The exhibition includes a painting by Caravaggio (1571-1610), like Baschenis from Lombardy, whose still lifes Baschenis probably saw in Rome. In Caravaggio’s The Lute Player, a young man is playing a lute, his musical score on a table. He is the focus of attention; the lute is his instrument. Baschenis’s paintings have the spareness and dramatic lighting of Caravaggio’s, but in his still lifes, the lutes, archlutes, violins, guitars, and cellos usually appear without human accompaniment. It is often hard to tell if they were ever played, and they don’t appear to be waiting to be played or even used; they seem rather to be self-contained, instruments of a reality beyond human hands.

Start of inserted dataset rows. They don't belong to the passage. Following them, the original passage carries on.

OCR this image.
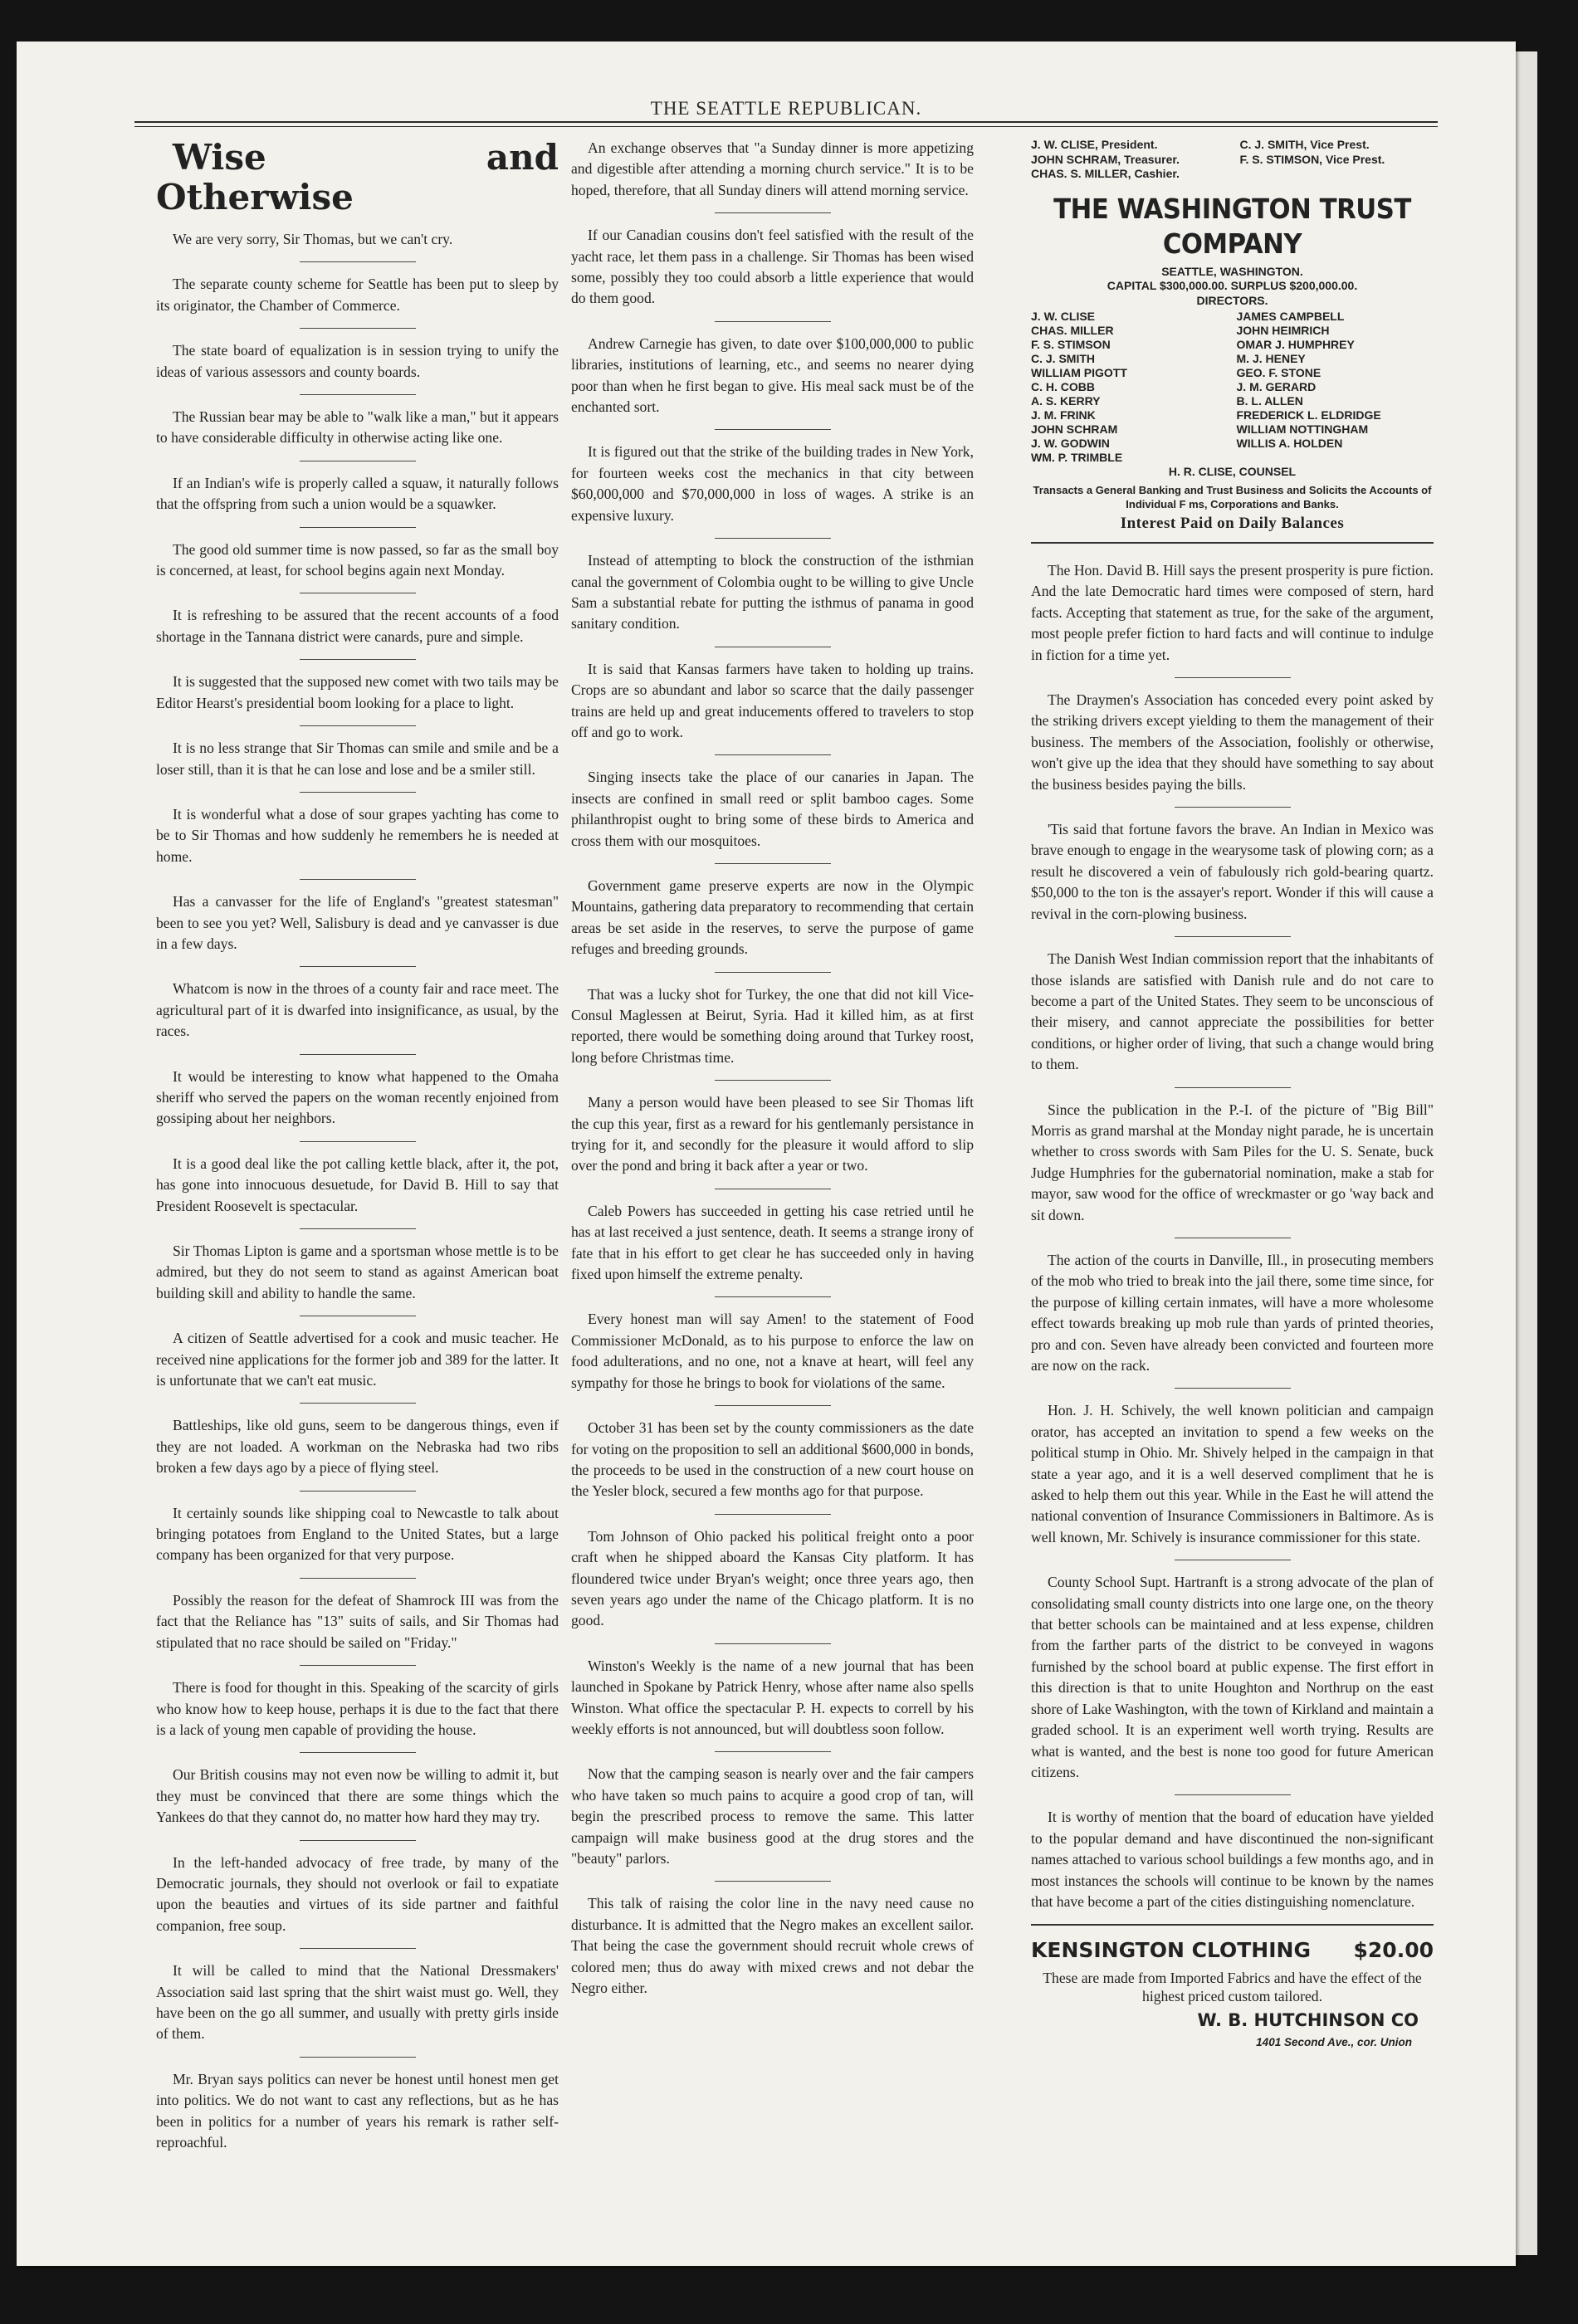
THE SEATTLE REPUBLICAN.

Wise and Otherwise

We are very sorry, Sir Thomas, but we can't cry.

The separate county scheme for Seattle has been put to sleep by its originator, the Chamber of Commerce.

The state board of equalization is in session trying to unify the ideas of various assessors and county boards.

The Russian bear may be able to "walk like a man," but it appears to have considerable difficulty in otherwise acting like one.

If an Indian's wife is properly called a squaw, it naturally follows that the offspring from such a union would be a squawker.

The good old summer time is now passed, so far as the small boy is concerned, at least, for school begins again next Monday.

It is refreshing to be assured that the recent accounts of a food shortage in the Tannana district were canards, pure and simple.

It is suggested that the supposed new comet with two tails may be Editor Hearst's presidential boom looking for a place to light.

It is no less strange that Sir Thomas can smile and smile and be a loser still, than it is that he can lose and lose and be a smiler still.

It is wonderful what a dose of sour grapes yachting has come to be to Sir Thomas and how suddenly he remembers he is needed at home.

Has a canvasser for the life of England's "greatest statesman" been to see you yet? Well, Salisbury is dead and ye canvasser is due in a few days.

Whatcom is now in the throes of a county fair and race meet. The agricultural part of it is dwarfed into insignificance, as usual, by the races.

It would be interesting to know what happened to the Omaha sheriff who served the papers on the woman recently enjoined from gossiping about her neighbors.

It is a good deal like the pot calling kettle black, after it, the pot, has gone into innocuous desuetude, for David B. Hill to say that President Roosevelt is spectacular.

Sir Thomas Lipton is game and a sportsman whose mettle is to be admired, but they do not seem to stand as against American boat building skill and ability to handle the same.

A citizen of Seattle advertised for a cook and music teacher. He received nine applications for the former job and 389 for the latter. It is unfortunate that we can't eat music.

Battleships, like old guns, seem to be dangerous things, even if they are not loaded. A workman on the Nebraska had two ribs broken a few days ago by a piece of flying steel.

It certainly sounds like shipping coal to Newcastle to talk about bringing potatoes from England to the United States, but a large company has been organized for that very purpose.

Possibly the reason for the defeat of Shamrock III was from the fact that the Reliance has "13" suits of sails, and Sir Thomas had stipulated that no race should be sailed on "Friday."

There is food for thought in this. Speaking of the scarcity of girls who know how to keep house, perhaps it is due to the fact that there is a lack of young men capable of providing the house.

Our British cousins may not even now be willing to admit it, but they must be convinced that there are some things which the Yankees do that they cannot do, no matter how hard they may try.

In the left-handed advocacy of free trade, by many of the Democratic journals, they should not overlook or fail to expatiate upon the beauties and virtues of its side partner and faithful companion, free soup.

It will be called to mind that the National Dressmakers' Association said last spring that the shirt waist must go. Well, they have been on the go all summer, and usually with pretty girls inside of them.

Mr. Bryan says politics can never be honest until honest men get into politics. We do not want to cast any reflections, but as he has been in politics for a number of years his remark is rather self-reproachful.

An exchange observes that "a Sunday dinner is more appetizing and digestible after attending a morning church service." It is to be hoped, therefore, that all Sunday diners will attend morning service.

If our Canadian cousins don't feel satisfied with the result of the yacht race, let them pass in a challenge. Sir Thomas has been wised some, possibly they too could absorb a little experience that would do them good.

Andrew Carnegie has given, to date over $100,000,000 to public libraries, institutions of learning, etc., and seems no nearer dying poor than when he first began to give. His meal sack must be of the enchanted sort.

It is figured out that the strike of the building trades in New York, for fourteen weeks cost the mechanics in that city between $60,000,000 and $70,000,000 in loss of wages. A strike is an expensive luxury.

Instead of attempting to block the construction of the isthmian canal the government of Colombia ought to be willing to give Uncle Sam a substantial rebate for putting the isthmus of panama in good sanitary condition.

It is said that Kansas farmers have taken to holding up trains. Crops are so abundant and labor so scarce that the daily passenger trains are held up and great inducements offered to travelers to stop off and go to work.

Singing insects take the place of our canaries in Japan. The insects are confined in small reed or split bamboo cages. Some philanthropist ought to bring some of these birds to America and cross them with our mosquitoes.

Government game preserve experts are now in the Olympic Mountains, gathering data preparatory to recommending that certain areas be set aside in the reserves, to serve the purpose of game refuges and breeding grounds.

That was a lucky shot for Turkey, the one that did not kill Vice-Consul Maglessen at Beirut, Syria. Had it killed him, as at first reported, there would be something doing around that Turkey roost, long before Christmas time.

Many a person would have been pleased to see Sir Thomas lift the cup this year, first as a reward for his gentlemanly persistance in trying for it, and secondly for the pleasure it would afford to slip over the pond and bring it back after a year or two.

Caleb Powers has succeeded in getting his case retried until he has at last received a just sentence, death. It seems a strange irony of fate that in his effort to get clear he has succeeded only in having fixed upon himself the extreme penalty.

Every honest man will say Amen! to the statement of Food Commissioner McDonald, as to his purpose to enforce the law on food adulterations, and no one, not a knave at heart, will feel any sympathy for those he brings to book for violations of the same.

October 31 has been set by the county commissioners as the date for voting on the proposition to sell an additional $600,000 in bonds, the proceeds to be used in the construction of a new court house on the Yesler block, secured a few months ago for that purpose.

Tom Johnson of Ohio packed his political freight onto a poor craft when he shipped aboard the Kansas City platform. It has floundered twice under Bryan's weight; once three years ago, then seven years ago under the name of the Chicago platform. It is no good.

Winston's Weekly is the name of a new journal that has been launched in Spokane by Patrick Henry, whose after name also spells Winston. What office the spectacular P. H. expects to correll by his weekly efforts is not announced, but will doubtless soon follow.

Now that the camping season is nearly over and the fair campers who have taken so much pains to acquire a good crop of tan, will begin the prescribed process to remove the same. This latter campaign will make business good at the drug stores and the "beauty" parlors.

This talk of raising the color line in the navy need cause no disturbance. It is admitted that the Negro makes an excellent sailor. That being the case the government should recruit whole crews of colored men; thus do away with mixed crews and not debar the Negro either.

J. W. CLISE, President.	C. J. SMITH, Vice Prest.
JOHN SCHRAM, Treasurer.	F. S. STIMSON, Vice Prest.
CHAS. S. MILLER, Cashier.
THE WASHINGTON TRUST COMPANY
SEATTLE, WASHINGTON.
CAPITAL $300,000.00. SURPLUS $200,000.00.
DIRECTORS.
J. W. CLISE	JAMES CAMPBELL
CHAS. MILLER	JOHN HEIMRICH
F. S. STIMSON	OMAR J. HUMPHREY
C. J. SMITH	M. J. HENEY
WILLIAM PIGOTT	GEO. F. STONE
C. H. COBB	J. M. GERARD
A. S. KERRY	B. L. ALLEN
J. M. FRINK	FREDERICK L. ELDRIDGE
JOHN SCHRAM	WILLIAM NOTTINGHAM
J. W. GODWIN	WILLIS A. HOLDEN
WM. P. TRIMBLE
H. R. CLISE, COUNSEL
Transacts a General Banking and Trust Business and Solicits the Accounts of Individual F ms, Corporations and Banks.
Interest Paid on Daily Balances

The Hon. David B. Hill says the present prosperity is pure fiction. And the late Democratic hard times were composed of stern, hard facts. Accepting that statement as true, for the sake of the argument, most people prefer fiction to hard facts and will continue to indulge in fiction for a time yet.

The Draymen's Association has conceded every point asked by the striking drivers except yielding to them the management of their business. The members of the Association, foolishly or otherwise, won't give up the idea that they should have something to say about the business besides paying the bills.

'Tis said that fortune favors the brave. An Indian in Mexico was brave enough to engage in the wearysome task of plowing corn; as a result he discovered a vein of fabulously rich gold-bearing quartz. $50,000 to the ton is the assayer's report. Wonder if this will cause a revival in the corn-plowing business.

The Danish West Indian commission report that the inhabitants of those islands are satisfied with Danish rule and do not care to become a part of the United States. They seem to be unconscious of their misery, and cannot appreciate the possibilities for better conditions, or higher order of living, that such a change would bring to them.

Since the publication in the P.-I. of the picture of "Big Bill" Morris as grand marshal at the Monday night parade, he is uncertain whether to cross swords with Sam Piles for the U. S. Senate, buck Judge Humphries for the gubernatorial nomination, make a stab for mayor, saw wood for the office of wreckmaster or go 'way back and sit down.

The action of the courts in Danville, Ill., in prosecuting members of the mob who tried to break into the jail there, some time since, for the purpose of killing certain inmates, will have a more wholesome effect towards breaking up mob rule than yards of printed theories, pro and con. Seven have already been convicted and fourteen more are now on the rack.

Hon. J. H. Schively, the well known politician and campaign orator, has accepted an invitation to spend a few weeks on the political stump in Ohio. Mr. Shively helped in the campaign in that state a year ago, and it is a well deserved compliment that he is asked to help them out this year. While in the East he will attend the national convention of Insurance Commissioners in Baltimore. As is well known, Mr. Schively is insurance commissioner for this state.

County School Supt. Hartranft is a strong advocate of the plan of consolidating small county districts into one large one, on the theory that better schools can be maintained and at less expense, children from the farther parts of the district to be conveyed in wagons furnished by the school board at public expense. The first effort in this direction is that to unite Houghton and Northrup on the east shore of Lake Washington, with the town of Kirkland and maintain a graded school. It is an experiment well worth trying. Results are what is wanted, and the best is none too good for future American citizens.

It is worthy of mention that the board of education have yielded to the popular demand and have discontinued the non-significant names attached to various school buildings a few months ago, and in most instances the schools will continue to be known by the names that have become a part of the cities distinguishing nomenclature.

KENSINGTON CLOTHING $20.00
These are made from Imported Fabrics and have the effect of the highest priced custom tailored.
W. B. HUTCHINSON CO
1401 Second Ave., cor. Union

That reality is suggested by Baschenis’s background walls, reminiscent of Caravaggio’s but even more ethereal and indeterminate. In Still Life of Musical Instruments With a Globe and Cabinet, the drapery behind the table on which the instruments, ebony cabinet, and globe have been gathered seems to rise and reveal a wall that is not matter but space. Its porous field of shadow and light applies a gentle pressure to the objects and seems to be holding them in some way, or watching them, even granting them permission to remain in the light.

For all their stillness and silence, Baschenis’s paintings have a mysterious urgency. Those backgrounds suggest powerfully that no one can own one of these instruments – that even though they are on display, we viewers are ultimately inconsequential. They also help explain why we feel we have to pay attention now – because what we see could be called back at any moment. For Baschenis, painting was a way of remaining attuned to a sacred presence.

For the past twenty years, Tony Cragg has maintained a deep and moving belief that making and viewing sculpture offer essential ways of knowing. The quirky, playful, and yet disconcerting hybrids at the Marian Goodman Gallery are manifestations of his feverish curiosity and searching and his patient, hands-on sculptural investigation of many different materials. At 51, Cragg has never been more determined, through his work, to take the measure of a world moving so fast, in so many directions, that any attempt to grasp it seems increasingly hopeless.

In the company of Cragg’s familiar yet strange and insistently tactile creations, it is only by distrusting appearances and investigating materials and processes that we have a chance to know what we see. Formulation (Stance) looks like a weird black rubber chair pieced together with five bulbous parts that resemble giant electric-typewriter balls. The sculpture evolved through many materials – including plaster, clay, latex, and polyurethane – and multiple stages of casting and firing, all of which clarify the look of the final bronze. I’m Alive is a horizontal sculpture that is almost Henry Moore-like in its part-human, part-landscape form, but it has a sinister-looking tail or stinger, and it is made of carbon. It lies near One Way or Another, an upright Jurassic-stone sculpture whose profile keeps shifting as we move around it. The stone seems infinitely stronger than the synthetic carbon, though one strand of the carbon is, in fact, stronger than a steel beam. The two works look as if they weigh roughly the same, but the carbon sculpture can be picked up by a teenager and the stone weighs 1,200 pounds. What you see does not reveal what is real.

It is hard to single out one sculpture in this remarkable show, but Secretion (Urge) will do. More than nine feet tall, its polystyrene body is coated with thousands of dice. It looks like something out of Jurassic Park, or like a freaky pal of Jeff Koons’s Puppy. But it is disturbing as well as goofy. Every part of its body, starting with its two paws, seems to be moving in a different direction. The big, cocked-boxing-glove-shaped head seems malformed, and, without eyes, it appears to be growing without consciousness. Pretty much everything about this creature looks random and unmanageable and thus endowed with enormous power. Cragg’s sculptures are as infectiously confident and upbeat as ever, but they are also spinning out of control. They exclude nothing, not even delirium and madness.